Nearby at Vector Brewing, it’s a message that was met with understanding and an immediate move to help.
"We've been there. We know exactly how that feels,” said Veronica Bradley.
Bradley and her husband Craig said the community first surrounded them with support when they had trouble getting off the ground last year due to a government shutdown, then again when they finally opened mid-pandemic.
“It's a real struggle to open a business. That's why not everyone does it. You put your whole life into it. And you know the risk, but no one sees this coming. No one could see this coming,” said Bradley.

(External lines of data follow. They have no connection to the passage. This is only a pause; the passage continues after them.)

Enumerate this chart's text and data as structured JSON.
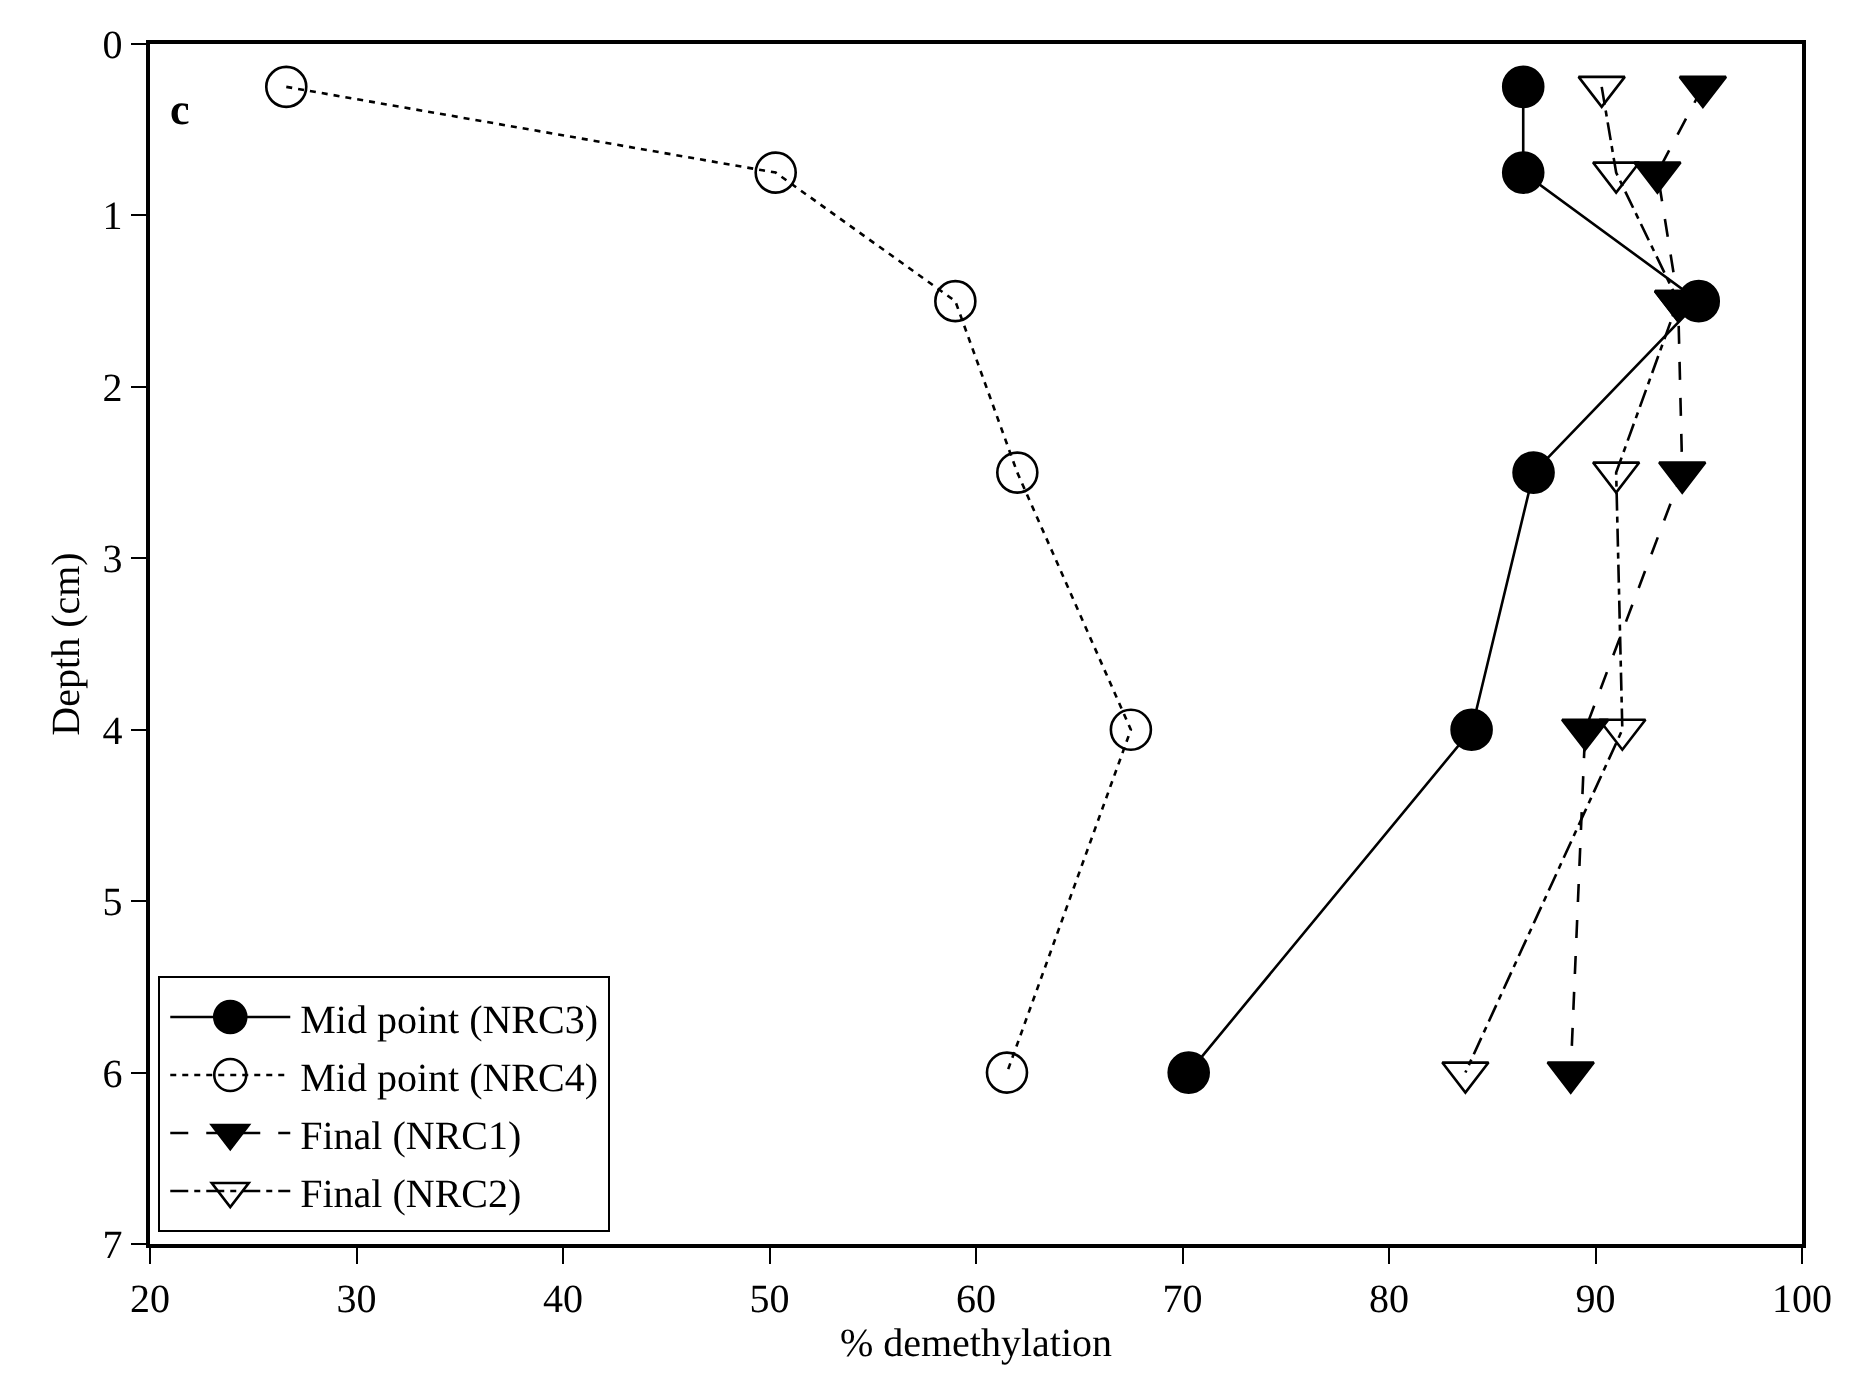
{
  "chart_data": {
    "type": "line",
    "xlabel": "% demethylation",
    "ylabel": "Depth (cm)",
    "annotations": [
      "c"
    ],
    "xlim": [
      20,
      100
    ],
    "xticks": [
      20,
      30,
      40,
      50,
      60,
      70,
      80,
      90,
      100
    ],
    "ylim": [
      7,
      0
    ],
    "yticks": [
      0,
      1,
      2,
      3,
      4,
      5,
      6,
      7
    ],
    "legend": "bottom left",
    "series": [
      {
        "name": "Mid point (NRC3)",
        "color": "#000000",
        "x": [
          86.5,
          86.5,
          95,
          87,
          84,
          70.3
        ],
        "values": [
          0.25,
          0.75,
          1.5,
          2.5,
          4,
          6
        ],
        "marker": "circle",
        "line_style": "solid"
      },
      {
        "name": "Mid point (NRC4)",
        "color": "#000000",
        "x": [
          26.6,
          50.3,
          59,
          62,
          67.5,
          61.5
        ],
        "values": [
          0.25,
          0.75,
          1.5,
          2.5,
          4,
          6
        ],
        "marker": "circle-open",
        "line_style": "dotted"
      },
      {
        "name": "Final (NRC1)",
        "color": "#000000",
        "x": [
          95.2,
          93,
          94,
          94.2,
          89.5,
          88.8
        ],
        "values": [
          0.25,
          0.75,
          1.5,
          2.5,
          4,
          6
        ],
        "marker": "triangle",
        "line_style": "dashed"
      },
      {
        "name": "Final (NRC2)",
        "color": "#000000",
        "x": [
          90.3,
          91,
          94,
          91,
          91.3,
          83.7
        ],
        "values": [
          0.25,
          0.75,
          1.5,
          2.5,
          4,
          6
        ],
        "marker": "triangle-open",
        "line_style": "dashdot"
      }
    ]
  }
}
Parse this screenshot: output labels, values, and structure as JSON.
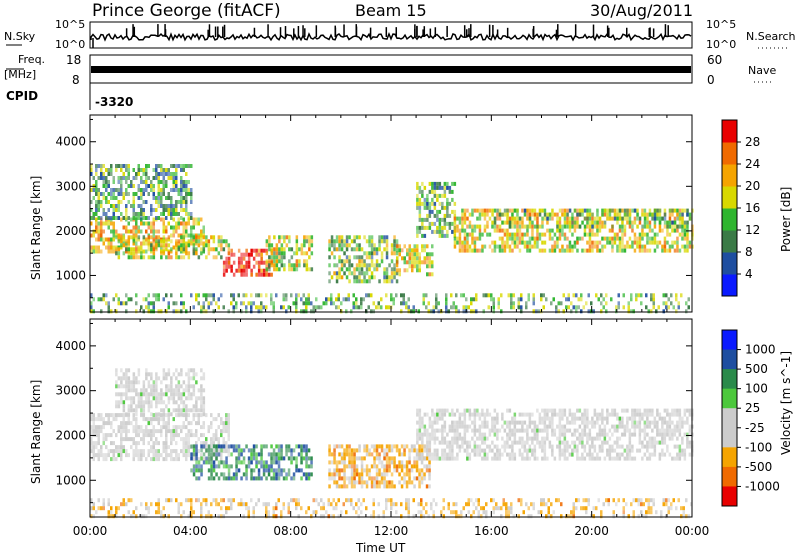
{
  "header": {
    "station": "Prince George (fitACF)",
    "beam": "Beam 15",
    "date": "30/Aug/2011"
  },
  "sky_panel": {
    "left_label": "N.Sky",
    "right_label": "N.Search",
    "y_ticks": [
      "10^5",
      "10^0"
    ],
    "right_ticks": [
      "10^5",
      "10^0"
    ]
  },
  "freq_panel": {
    "left_label_top": "Freq.",
    "left_label_unit": "[MHz]",
    "y_ticks": [
      "18",
      "8"
    ],
    "right_label": "Nave",
    "right_ticks": [
      "60",
      "0"
    ]
  },
  "cpid": {
    "label": "CPID",
    "value": "-3320"
  },
  "colors": {
    "power_scale": [
      "#0a1aff",
      "#1e4ea0",
      "#3a7a46",
      "#2fb52f",
      "#d8d800",
      "#f5a400",
      "#f06a00",
      "#e80000"
    ],
    "velocity_scale": [
      "#e80000",
      "#f06a00",
      "#f5a400",
      "#cccccc",
      "#cccccc",
      "#4cc83c",
      "#2a8a4a",
      "#1e4ea0",
      "#0a1aff"
    ]
  },
  "chart_data": [
    {
      "type": "heatmap",
      "name": "power",
      "ylabel": "Slant Range [km]",
      "xlabel": "",
      "x_ticks": [
        "00:00",
        "04:00",
        "08:00",
        "12:00",
        "16:00",
        "20:00",
        "00:00"
      ],
      "x_range_hours": [
        0,
        24
      ],
      "y_ticks": [
        1000,
        2000,
        3000,
        4000
      ],
      "ylim": [
        180,
        4600
      ],
      "colorbar": {
        "label": "Power [dB]",
        "ticks": [
          4,
          8,
          12,
          16,
          20,
          24,
          28
        ],
        "range": [
          0,
          32
        ]
      },
      "echo_regions": [
        {
          "t0": 0.0,
          "t1": 4.5,
          "r0": 1500,
          "r1": 2300,
          "level": 0.62
        },
        {
          "t0": 0.0,
          "t1": 4.0,
          "r0": 2300,
          "r1": 3500,
          "level": 0.35
        },
        {
          "t0": 1.0,
          "t1": 5.5,
          "r0": 1400,
          "r1": 1900,
          "level": 0.55
        },
        {
          "t0": 5.3,
          "t1": 7.2,
          "r0": 1000,
          "r1": 1600,
          "level": 0.95
        },
        {
          "t0": 7.0,
          "t1": 8.8,
          "r0": 1100,
          "r1": 1900,
          "level": 0.55
        },
        {
          "t0": 9.5,
          "t1": 12.2,
          "r0": 900,
          "r1": 1900,
          "level": 0.45
        },
        {
          "t0": 12.2,
          "t1": 13.6,
          "r0": 1000,
          "r1": 1700,
          "level": 0.6
        },
        {
          "t0": 13.0,
          "t1": 14.5,
          "r0": 1900,
          "r1": 3100,
          "level": 0.4
        },
        {
          "t0": 14.5,
          "t1": 24.0,
          "r0": 1600,
          "r1": 2500,
          "level": 0.6
        },
        {
          "t0": 16.0,
          "t1": 24.0,
          "r0": 2100,
          "r1": 2500,
          "level": 0.4
        },
        {
          "t0": 0.0,
          "t1": 24.0,
          "r0": 200,
          "r1": 600,
          "level": 0.4
        }
      ]
    },
    {
      "type": "heatmap",
      "name": "velocity",
      "ylabel": "Slant Range [km]",
      "xlabel": "Time UT",
      "x_ticks": [
        "00:00",
        "04:00",
        "08:00",
        "12:00",
        "16:00",
        "20:00",
        "00:00"
      ],
      "x_range_hours": [
        0,
        24
      ],
      "y_ticks": [
        1000,
        2000,
        3000,
        4000
      ],
      "ylim": [
        180,
        4600
      ],
      "colorbar": {
        "label": "Velocity [m s^-1]",
        "ticks": [
          1000,
          500,
          100,
          25,
          -25,
          -100,
          -500,
          -1000
        ]
      },
      "echo_regions": [
        {
          "t0": 0.0,
          "t1": 5.5,
          "r0": 1500,
          "r1": 2500,
          "level": 0.0
        },
        {
          "t0": 1.0,
          "t1": 4.5,
          "r0": 2500,
          "r1": 3500,
          "level": 0.05
        },
        {
          "t0": 4.0,
          "t1": 8.8,
          "r0": 1000,
          "r1": 1800,
          "level": 0.55
        },
        {
          "t0": 9.5,
          "t1": 13.5,
          "r0": 900,
          "r1": 1800,
          "level": -0.45
        },
        {
          "t0": 13.0,
          "t1": 24.0,
          "r0": 1500,
          "r1": 2600,
          "level": 0.0
        },
        {
          "t0": 0.0,
          "t1": 24.0,
          "r0": 200,
          "r1": 600,
          "level": -0.4
        }
      ]
    }
  ]
}
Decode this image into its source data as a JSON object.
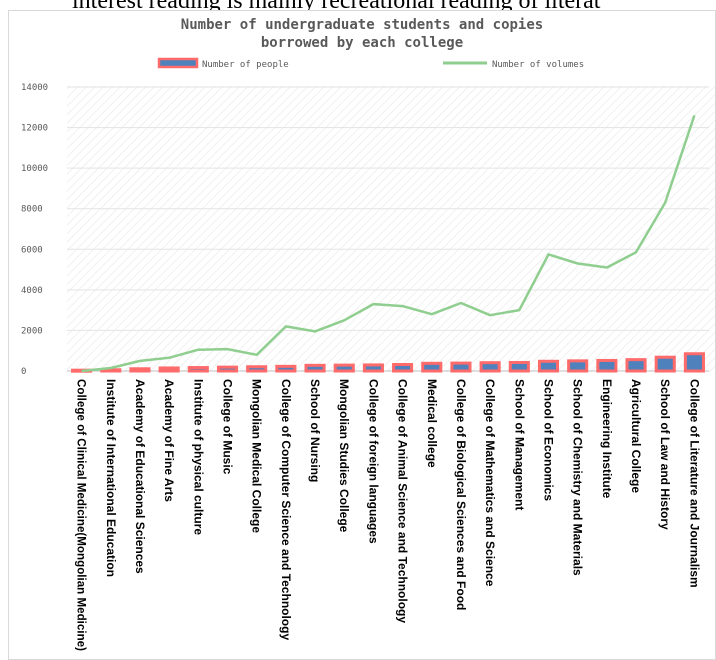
{
  "caption": "interest reading is mainly recreational reading of literat",
  "colors": {
    "bar_fill": "#4f81bd",
    "bar_border": "#ff6b6b",
    "line": "#8fce8f",
    "grid": "#e3e3e3"
  },
  "chart_data": {
    "type": "bar+line",
    "title_lines": [
      "Number of undergraduate students and copies",
      "borrowed by each college"
    ],
    "legend_position": "top",
    "ylim": [
      0,
      14000
    ],
    "yticks": [
      0,
      2000,
      4000,
      6000,
      8000,
      10000,
      12000,
      14000
    ],
    "ytick_labels": [
      "0",
      "2000",
      "4000",
      "6000",
      "8000",
      "10000",
      "12000",
      "14000"
    ],
    "grid": true,
    "categories": [
      "College of Clinical Medicine(Mongolian Medicine)",
      "Institute of International Education",
      "Academy of Educational Sciences",
      "Academy of Fine Arts",
      "Institute of physical culture",
      "College of Music",
      "Mongolian Medical College",
      "College of Computer Science and Technology",
      "School of Nursing",
      "Mongolian Studies College",
      "College of foreign languages",
      "College of Animal Science and Technology",
      "Medical college",
      "College of Biological Sciences and Food",
      "College of Mathematics and Science",
      "School of Management",
      "School of Economics",
      "School of Chemistry and Materials",
      "Engineering Institute",
      "Agricultural College",
      "School of Law and History",
      "College of Literature and Journalism"
    ],
    "series": [
      {
        "name": "Number of people",
        "type": "bar",
        "values": [
          40,
          60,
          110,
          150,
          170,
          190,
          210,
          230,
          280,
          290,
          300,
          320,
          380,
          390,
          410,
          420,
          480,
          500,
          520,
          560,
          680,
          850
        ]
      },
      {
        "name": "Number of volumes",
        "type": "line",
        "values": [
          0,
          150,
          500,
          650,
          1050,
          1080,
          800,
          2200,
          1950,
          2500,
          3300,
          3200,
          2800,
          3350,
          2750,
          3000,
          5750,
          5300,
          5100,
          5850,
          8300,
          12600
        ]
      }
    ]
  }
}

So over the next month, every 20-ounce pour of their Oktoberfest-style Vektorbrau will send a dollar to their neighbors in need.
"You know, goodwill keeps going and spreading,” said Bradley.
For both couples, it’s a lesson in making an investment in their community.
“These small businesses are the fabric of our communities. These are the people sitting next to you at the PTA meeting. This is our livelihood on the line,” said Kristin. “It just makes it so personal and so then when people help it just feels overwhelmingly humbling."